Most importantly, we improved accountability with the new three-tiered measurement framework described elsewhere in greater detail by Kogan et al. [8] in this issue. The first tier consists of National Outcome Measures (NOMs), which include population-level measures (many of which are legislatively mandated) of health outcomes which we expect Title V to improve over the next 5 years, as well as health status which we expect Title V to track irrespective whether the needle is movable by Title V (e.g. the rising prevalence of CYSHCN especially those with mental and behavioral health problems) given Title V’s core public health function of assessment. The second tier consists of performance measures, which include the list of 15 National Performance Measures (NPMs) from which the states will prioritize 8, based on their needs assessment and State priorities, as well as 5 or more state-specific performance measures (SPMs). We ask that the States select at least one measure from each of the six MCH domains (women’s and maternal health, perinatal and infant health, child health, adolescent health, children with special health care needs, and “life-course” or cross-cutting) to assure coverage across MCH life course.

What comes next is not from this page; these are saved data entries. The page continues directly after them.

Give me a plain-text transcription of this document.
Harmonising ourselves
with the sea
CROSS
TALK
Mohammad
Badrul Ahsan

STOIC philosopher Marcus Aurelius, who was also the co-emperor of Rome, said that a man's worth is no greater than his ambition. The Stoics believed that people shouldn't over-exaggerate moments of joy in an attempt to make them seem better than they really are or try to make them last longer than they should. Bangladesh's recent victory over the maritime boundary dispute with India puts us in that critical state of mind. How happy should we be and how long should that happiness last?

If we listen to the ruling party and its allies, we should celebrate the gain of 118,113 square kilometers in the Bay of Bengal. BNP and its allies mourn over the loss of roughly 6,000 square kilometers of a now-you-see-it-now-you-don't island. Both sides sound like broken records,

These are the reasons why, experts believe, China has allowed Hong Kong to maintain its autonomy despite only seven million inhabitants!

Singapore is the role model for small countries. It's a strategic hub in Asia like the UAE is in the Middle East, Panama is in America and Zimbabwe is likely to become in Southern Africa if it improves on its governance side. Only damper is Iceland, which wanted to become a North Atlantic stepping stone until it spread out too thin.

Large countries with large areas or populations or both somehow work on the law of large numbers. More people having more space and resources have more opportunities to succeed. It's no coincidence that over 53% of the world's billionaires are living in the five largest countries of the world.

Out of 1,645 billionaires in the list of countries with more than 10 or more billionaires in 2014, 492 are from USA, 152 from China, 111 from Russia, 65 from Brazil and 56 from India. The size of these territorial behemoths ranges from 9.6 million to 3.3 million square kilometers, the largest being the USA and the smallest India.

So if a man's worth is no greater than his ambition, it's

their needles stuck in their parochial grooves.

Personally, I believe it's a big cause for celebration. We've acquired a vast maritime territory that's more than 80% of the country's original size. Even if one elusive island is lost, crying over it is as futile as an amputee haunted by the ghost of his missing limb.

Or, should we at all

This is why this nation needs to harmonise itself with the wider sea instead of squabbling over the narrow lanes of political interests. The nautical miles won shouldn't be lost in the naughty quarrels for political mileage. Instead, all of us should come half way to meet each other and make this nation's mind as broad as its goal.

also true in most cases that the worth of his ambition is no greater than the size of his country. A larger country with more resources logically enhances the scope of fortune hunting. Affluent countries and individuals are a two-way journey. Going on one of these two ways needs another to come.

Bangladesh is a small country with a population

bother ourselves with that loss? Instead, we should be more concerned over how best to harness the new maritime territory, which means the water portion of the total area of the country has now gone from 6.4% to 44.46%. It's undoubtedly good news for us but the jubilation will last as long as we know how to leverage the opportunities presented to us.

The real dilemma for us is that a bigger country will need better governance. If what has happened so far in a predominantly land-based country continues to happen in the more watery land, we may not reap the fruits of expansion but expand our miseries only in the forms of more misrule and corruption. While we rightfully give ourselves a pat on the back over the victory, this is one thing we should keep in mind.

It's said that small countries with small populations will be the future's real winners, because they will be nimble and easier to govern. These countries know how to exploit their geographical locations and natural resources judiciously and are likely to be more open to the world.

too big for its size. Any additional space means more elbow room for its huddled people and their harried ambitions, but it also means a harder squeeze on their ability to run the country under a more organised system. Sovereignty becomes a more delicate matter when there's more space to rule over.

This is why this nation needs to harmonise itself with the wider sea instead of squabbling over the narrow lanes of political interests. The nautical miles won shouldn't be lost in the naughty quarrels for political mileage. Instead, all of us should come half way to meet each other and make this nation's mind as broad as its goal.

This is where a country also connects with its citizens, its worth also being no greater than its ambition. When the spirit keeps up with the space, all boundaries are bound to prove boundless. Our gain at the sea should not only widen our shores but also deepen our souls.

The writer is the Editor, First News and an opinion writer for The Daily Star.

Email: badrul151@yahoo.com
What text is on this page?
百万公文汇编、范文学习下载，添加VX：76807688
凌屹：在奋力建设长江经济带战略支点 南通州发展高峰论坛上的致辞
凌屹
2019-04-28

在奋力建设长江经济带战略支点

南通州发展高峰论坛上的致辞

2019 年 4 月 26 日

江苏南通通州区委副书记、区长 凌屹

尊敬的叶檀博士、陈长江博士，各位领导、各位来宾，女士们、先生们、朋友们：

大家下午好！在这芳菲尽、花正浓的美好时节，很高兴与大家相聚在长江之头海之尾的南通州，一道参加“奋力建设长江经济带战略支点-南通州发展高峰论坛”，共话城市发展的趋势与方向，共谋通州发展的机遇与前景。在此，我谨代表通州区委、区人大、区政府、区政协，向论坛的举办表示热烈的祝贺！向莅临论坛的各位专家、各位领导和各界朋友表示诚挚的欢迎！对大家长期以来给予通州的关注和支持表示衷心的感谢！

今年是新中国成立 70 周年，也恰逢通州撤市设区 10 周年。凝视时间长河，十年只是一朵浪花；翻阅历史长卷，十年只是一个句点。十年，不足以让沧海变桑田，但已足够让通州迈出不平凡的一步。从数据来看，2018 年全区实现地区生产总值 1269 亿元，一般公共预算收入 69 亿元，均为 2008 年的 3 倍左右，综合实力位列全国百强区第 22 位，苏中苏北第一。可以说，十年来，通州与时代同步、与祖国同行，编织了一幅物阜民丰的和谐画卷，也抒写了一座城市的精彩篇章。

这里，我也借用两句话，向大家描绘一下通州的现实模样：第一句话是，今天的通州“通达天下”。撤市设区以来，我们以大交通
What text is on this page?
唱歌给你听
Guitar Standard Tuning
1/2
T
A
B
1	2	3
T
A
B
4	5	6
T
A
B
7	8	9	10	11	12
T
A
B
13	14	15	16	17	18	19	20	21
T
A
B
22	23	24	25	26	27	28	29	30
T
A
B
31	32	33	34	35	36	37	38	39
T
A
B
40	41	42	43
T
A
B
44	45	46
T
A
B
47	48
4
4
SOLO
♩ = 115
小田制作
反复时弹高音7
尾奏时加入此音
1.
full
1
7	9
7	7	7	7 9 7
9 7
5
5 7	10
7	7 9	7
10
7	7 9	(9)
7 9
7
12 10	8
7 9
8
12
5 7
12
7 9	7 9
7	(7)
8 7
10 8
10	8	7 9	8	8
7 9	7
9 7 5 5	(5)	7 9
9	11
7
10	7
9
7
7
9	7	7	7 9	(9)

The third tier consists of Evidence-based/informed Strategy Measures (ESMs), which should follow from the evidence-based or evidence-informed strategies outlined in the State Action Plan. If public health is about having the right programs, policies, and systems in place to carry out the core functions of public health, then these ESMs are designed to hold Title V accountable for having the right programs, policies and systems in place to move the needle in MCH. An example of this 3-tiered measurement framework consists of infant mortality as a NOM, breastfeeding (to reduce SIDS and SUID) as a NPM, and the percent of infants born in a baby-friendly hospital in the State as a ESM, with the expectation that improvements in structures or processes will drive improvements in performance, which in turn will drive improvements in outcome.

Strengthening Partnerships

Improving accountability goes both ways. States need to hold their federal partner (MCHB) accountable for helping them move the needle in MCH. In the past year, we supported the development of a new MCH Workforce Development Center to help retool the Title V MCH workforce in the States, sharpening their tools to drive improvements in access, quality, integration, equity, and accountability. We also established a network to support collaborative improvement and innovation (CoIIN) across States for reducing infant mortality and improving birth outcomes. Going forward, we will continue to look for opportunities to support State efforts to improve MCH by realigning SPRANS, CISS, and other MCHB investments with State Block Grant needs and priorities.

But we cannot improve MCH in our Nation by working in siloes. Title V must forge closer collaborative relationships with Title XIX (Medicaid) at the federal and state levels. We must also continue to strengthen our partnerships with the Administration on Children and Families, Centers for Disease Control and Prevention, and other health and human services programs. But recognizing that there are important social determinants, operating across the life course, that are the real drivers of MCH and health disparities, Title V must also continue to reach across sectoral boundaries and institutional siloes to partner with Departments of Agriculture, Education, Housing and Urban Development, and other programs, as well as national, state, community and family leaders in the private sector, in order to drive greater collective impact. That is what it will take for Title V to be the locus of accountability for improving the health of the Nation’s mothers, children and families.

In summary, through a 21-month visioning process with input from diverse MCH stakeholders and other national, state and local MCH leaders, families and other partners, the Title V MCH Services Block Grant has been transformed. This transformation has improved the ability of States to tell a more coherent and compelling narrative about the impact of Title V, while reducing reporting burden and maintaining flexibility for the States. The ultimate success of the transformation will be measured by how much the transformed Title V program moves the needle in MCH in the States and for the Nation.